Editora do Caderno B na volta do JORNAL DO BRASIL às bancas, em 2018, Deborah Dumar lembra das feijoadas na casa de Moacyr e Mara, em Ipanema. A iguaria era só o pretexto para um “verdadeiro sarau que começava de dia e se estendia noite à dentro”. Avesso à praia, jamais punha os pés na areia. Quando muito saboreava um uísque no calçadão ou em um bar da praia. A noite era o ambiente perfeito para Moaça e seu ponto preferido eram as mesas do Lamas, no Flamengo, quando se fumava e bebia à vontade. O filho Miguel lembra que o pai “abandonara o cigarro há mais de 30 anos e o álcool há duas décadas”.

O que animava a presença de Moacyr Andrade na noite ou numa roda de amigos era a troca de experiências e visões de mundo. Christine Ajuz, conviveu com Moaça “por 11 anos no JB e no centenário Lamas. Tivemos noites e madrugadas de primeira", recorda. Romildo Guerrante, parceiro durante uns 20 anos no JB e resume o colega: “Era suave. Estivemos juntos a maior parte do tempo no copidesque da primeira página. Participava de uma mesa animada quase toda noite no Lamas. Acho que ele foi o último desses conversadores da noite a nos deixar”.

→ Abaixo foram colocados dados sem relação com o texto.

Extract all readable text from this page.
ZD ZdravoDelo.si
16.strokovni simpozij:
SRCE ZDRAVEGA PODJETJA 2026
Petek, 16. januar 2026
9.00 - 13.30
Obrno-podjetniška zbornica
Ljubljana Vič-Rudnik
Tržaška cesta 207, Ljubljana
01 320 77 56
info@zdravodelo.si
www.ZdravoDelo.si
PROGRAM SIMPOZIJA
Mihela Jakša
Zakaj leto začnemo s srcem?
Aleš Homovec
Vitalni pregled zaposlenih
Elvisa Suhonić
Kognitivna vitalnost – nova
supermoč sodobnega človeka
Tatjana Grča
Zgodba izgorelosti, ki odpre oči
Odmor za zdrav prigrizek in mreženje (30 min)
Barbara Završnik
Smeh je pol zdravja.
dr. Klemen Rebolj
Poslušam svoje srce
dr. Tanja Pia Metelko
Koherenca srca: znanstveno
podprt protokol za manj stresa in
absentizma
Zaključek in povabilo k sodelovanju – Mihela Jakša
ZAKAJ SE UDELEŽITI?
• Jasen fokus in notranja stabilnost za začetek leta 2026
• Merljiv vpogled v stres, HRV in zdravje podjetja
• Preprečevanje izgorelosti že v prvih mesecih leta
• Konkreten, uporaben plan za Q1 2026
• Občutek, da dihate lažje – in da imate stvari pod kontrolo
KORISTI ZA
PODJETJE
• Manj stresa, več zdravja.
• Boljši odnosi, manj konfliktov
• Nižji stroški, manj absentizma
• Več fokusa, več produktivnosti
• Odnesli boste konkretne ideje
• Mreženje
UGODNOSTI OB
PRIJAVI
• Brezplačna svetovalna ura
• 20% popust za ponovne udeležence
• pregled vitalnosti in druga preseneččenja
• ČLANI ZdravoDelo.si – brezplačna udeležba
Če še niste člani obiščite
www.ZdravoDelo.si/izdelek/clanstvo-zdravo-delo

Profundo conhecedor do samba, o Império Serrano era sua escola do coração, foi várias vezes jurado dos desfiles na Sapucaí. Quando a Prefeitura do Rio selecionou escritores e personalidades para escrever sobre diversos bairros da cidade, nos anos 90, projeto em parceria com a editora Relume Dumará - o cartunista Jaguar escreveu sobre Ipanema, coube a Moacyr Andrade descrever a Lapa e seus ecléticos frequentadores de um século atrás, como Madame Satã e o poeta e acadêmico Manuel Bandeira. Moacyr também organizou “A Vida Continua — A Trajetória de Wilson Figueiredo”, que contempla as memórias do ex-editor de opinião do JB, editado pela FSB.

Ele não perdia os encontros dos ex-JB, realizados na Fiorentina, no Leme, como o que estava ao lado do fotógrafo Evandro Teixeira, na comemoração dos 80 anos do ex-editor Alberto Dines. No último encontro dos ex-JB, em 2019, na Taberna da Glória, pude também trocar amáveis palavras com o Moaça. Vá em paz, companheiro.